I have changed the robot again in order to make a cleaner and simpler design. This change is based around wanting to integrate the two separate boards I had on the previous design into one. I was using a RBBB Arduino and my own motor driver breakout board. That worked, but it was not as clean as I wanted it to be.

So I designed a new PCB. This one is basically an Arduino with a built in motor driver (SN754410). It has only the pins I need broken out so that it can interface with the sensor array and the motors. Another advantage I added to this board was access to the enable pins on the motor driver which I did not previously have. These enable pins are connected to PWM pins on the Arduino so the speed can be controlled. There is also a LED on pin 13 for debugging.

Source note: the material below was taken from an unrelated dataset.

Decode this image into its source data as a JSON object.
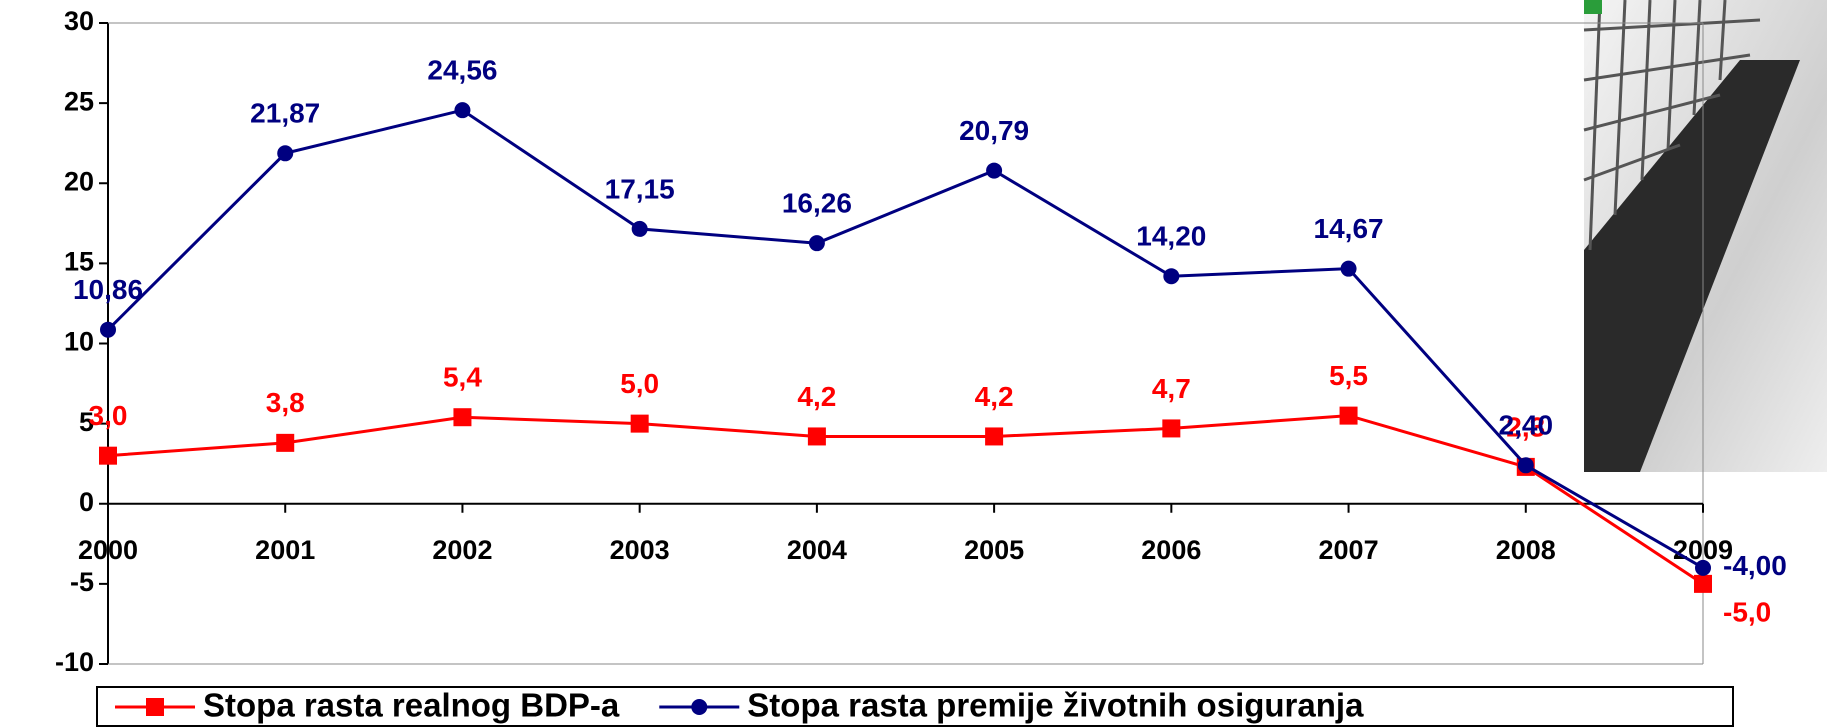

This is what it looked like before the new board:

This is what is looks like after the new board:

Along with a new board, there is also new code. First off I made it drive faster. The robot is programmed to use the LED to show what it is currently doing. The LED is solid when driving, blinks one sequence when done solving the maze, and another when done driving the shortest path. The robot is also programmed so that it knows when it is placed down after solving the maze and it will then run the shortest path. This way you can take your time placing the robot back down at the starting position whereas before it was a timed thing. You can see this in the new video when the LED goes from blinking to solid after the robot is placed down.

Update 08/21/11

Well I changed the PCB again. I am calling this the final change on this robot. There are a few changes on the PCB. The biggest change is I added a 3 pin header for Pololu's boost regulator. This is the same power setup found on their 3pi robot, but I went with the 2.5-9.5v one. I am using it to supply a constant 6v to the motor driver and motors. This constant supply allows me to tweak the program until it is perfect and not have to worry about the robot slowing down due to battery drain. To accommodate for adding the regulator to the board (I did not want to change the PCB size) I moved the LED to the front of the board and used a 3mm one instead of 5mm. Another change I added was I broke out a digital pin next to the analog pins that allows the IR LEDs on the Pololu reflectance sensor array to be controlled. This is possible because the reflectance sensor array has a built in transistor. This could be used to turn them off when not needed inorder to save power.

There is a new video at the top you can watch. It uses my new code I wrote which makes it faster.